28 September 2000, Chelsea berlaga melawan klub Swiss, St. Gallen, di leg kedua babak pertama Liga Europa 1999/2000. Chelsea datang ke markas St. Gallen, Stadion Hardturm, dengan kemenangan 1-0 di leg pertama.
Gabriele Marcotti, jurnalis Italia sekaligus teman dekat Vialli, bercerita bersama James Horncastle dan James 'Jimbo' Richardson dalam Golazzo Podcast bahwa Vialli menonton pertandingan itu.

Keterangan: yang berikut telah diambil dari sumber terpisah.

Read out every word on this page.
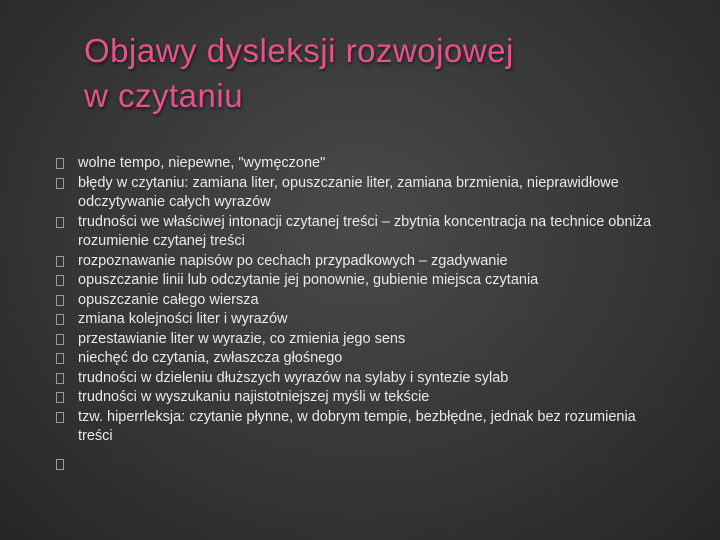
Objawy dysleksji rozwojowej
w czytaniu
wolne tempo, niepewne, "wymęczone"
błędy w czytaniu: zamiana liter, opuszczanie liter, zamiana brzmienia, nieprawidłowe odczytywanie całych wyrazów
trudności we właściwej intonacji czytanej treści – zbytnia koncentracja na technice obniża rozumienie czytanej treści
rozpoznawanie napisów po cechach przypadkowych – zgadywanie
opuszczanie linii lub odczytanie jej ponownie, gubienie miejsca czytania
opuszczanie całego wiersza
zmiana kolejności liter i wyrazów
przestawianie liter w wyrazie, co zmienia jego sens
niechęć do czytania, zwłaszcza głośnego
trudności w dzieleniu dłuższych wyrazów na sylaby i syntezie sylab
trudności w wyszukaniu najistotniejszej myśli w tekście
tzw. hiperrleksja: czytanie płynne, w dobrym tempie, bezbłędne, jednak bez rozumienia treści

Chelsea yang diasuh oleh Claudio Ranieri pulang dengan kepala tertunduk. Mereka tersingkir dari kompetisi Eropa akibat kekalahan agregat 1-2. Di leg kedua tersebut, Chelsea tumbang 0-2.
"Kekalahan itu membuat Luca [Vialli] sangat sedih. Setelahnya, ia tidak terlihat menonton pertandingan Chelsea dalam waktu yang lama."
***
Catatan editorial:
Lewat seri 'Invasi Calcio ke Britania ' ini kami akan mengajak Anda berkelana ke dekade 1990-an ketika Premier League masih baru belajar berjalan.
Pada fase itu, ada sejumlah pemain Italia yang datang untuk 'membantu' sepak bola Inggris bergerak ke masa depan. Kami ajak Anda berkenalan lebih dekat dengan mereka.
***
kumparanDerma membuka campaign crowdfunding untuk bantu pencegahan penyebaran corona virus. Yuk, bantu donasi sekarang!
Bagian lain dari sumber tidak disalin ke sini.